Başaran: Yeniyi ve özgürlüğü kadınlar kuracak

HDP Kadın Meclisi Sözcüsü Ayşe Acar Başaran, İran ve Rojhilat'taki direnişi selamladı. Tecrit ve işgal saldırılarına değinen Başaran, "Yeniyi ve özgürlüğü kadınlar kuracak" dedi.

HDP Kadın Meclisi Sözcüsü Ayşe Acar Başaran,  partinin Ankara’daki genel merkezinde düzenlediği basın toplantısında kadın gündemine ilişkin değerlendirmelerde bulundu.

Konuşmasında Doğu Kürdistan ve İran’daki direnişe dikkat çeken Başaran, “Jîna Amini Molla Rejimine karşı yaşamayı kabul etmeyen bir Kürt kadınıydı. Saçı göründüğü için gözaltına alındı, işkence sonucunda yaşamını yitirdiği kamuoyuyla paylaşıldı. Bu saldırıları gerçekleştirenler kendilerini “ahlak polisi” olarak tanımlayan, paramiliter güç olarak adlandırılabilecek güçlerdir. Bunlar Molla Rejiminin varlığını sürdürebilmek için kadın bedeni üzerinden kadınları bastırarak toplumu zapturapt altına almak için kurulan şebekelerdir. Jîna Amini’nin katledilmesinden sonra Rojhîlat başta olmak üzere İran’ın, Kürdistan’ın, Ortadoğu ve dünyanın dört bir yanında itirazlar yükseliyor. İran ve Rojhîlat’ta gerçekleştirilen protestolar nedeniyle rejimin saldırıları sonucunda en az 83 kişi yaşamını yitirdi. Rejim, haklı taleplerini savunan halkı saldırılarla bastırmaya çalışıyor, tıpkı dünyanın pek çok yerinde Türkiye ve Kürdistan’da olduğu gibi” şeklinde konuştu.

JIN, JIYAN, AZADÎ SLOGANI

Eylemlerde atılan ‘Jin jiyan azadî’ sloganının dünyanın dört bir yanında enternasyonal bir slogan haline geldiğini kaydeden Başaran, şöyle devam etti.

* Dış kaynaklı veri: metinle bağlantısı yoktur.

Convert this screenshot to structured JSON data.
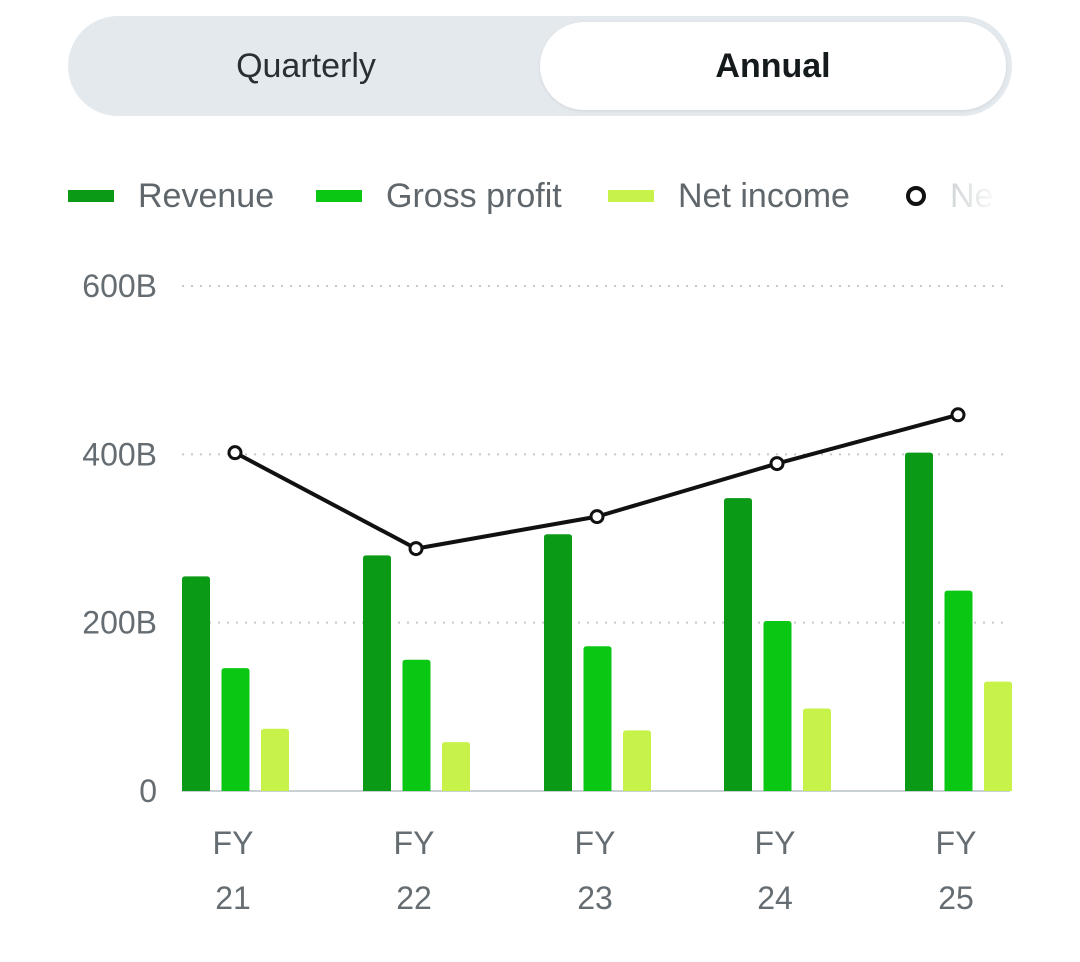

“İran’da uzun süredir itirazı birikmiş olan toplumun kadın öncülüğünde gerçekleştirilen bu talepleri “jin, jiyan, azadî” sloganıyla yaygınlaşıyor. Şu anda “jin, jiyan, azadî” sloganı başta Kürtler olmak üzere dünyanın dört bir yanındaki kadınların enternasyonal sloganı haline geldi. İran rejimi tıpkı Türkiye’de olduğu gibi bu talepleri baskıyla, zorla, katliam ve saldırıyla bastırmaya çalışıyor. Ama Jîna Amini başta olmak üzere İran'da itirazını yükselten halkın taleplerinin haklı ve meşru talepler olduğunun altını çizmek istiyoruz. Bu haklı ve meşru talepler konusunda İran rejiminin tutumu, yaklaşımı kabul edilemezdir. Bu saldırıları kınıyoruz.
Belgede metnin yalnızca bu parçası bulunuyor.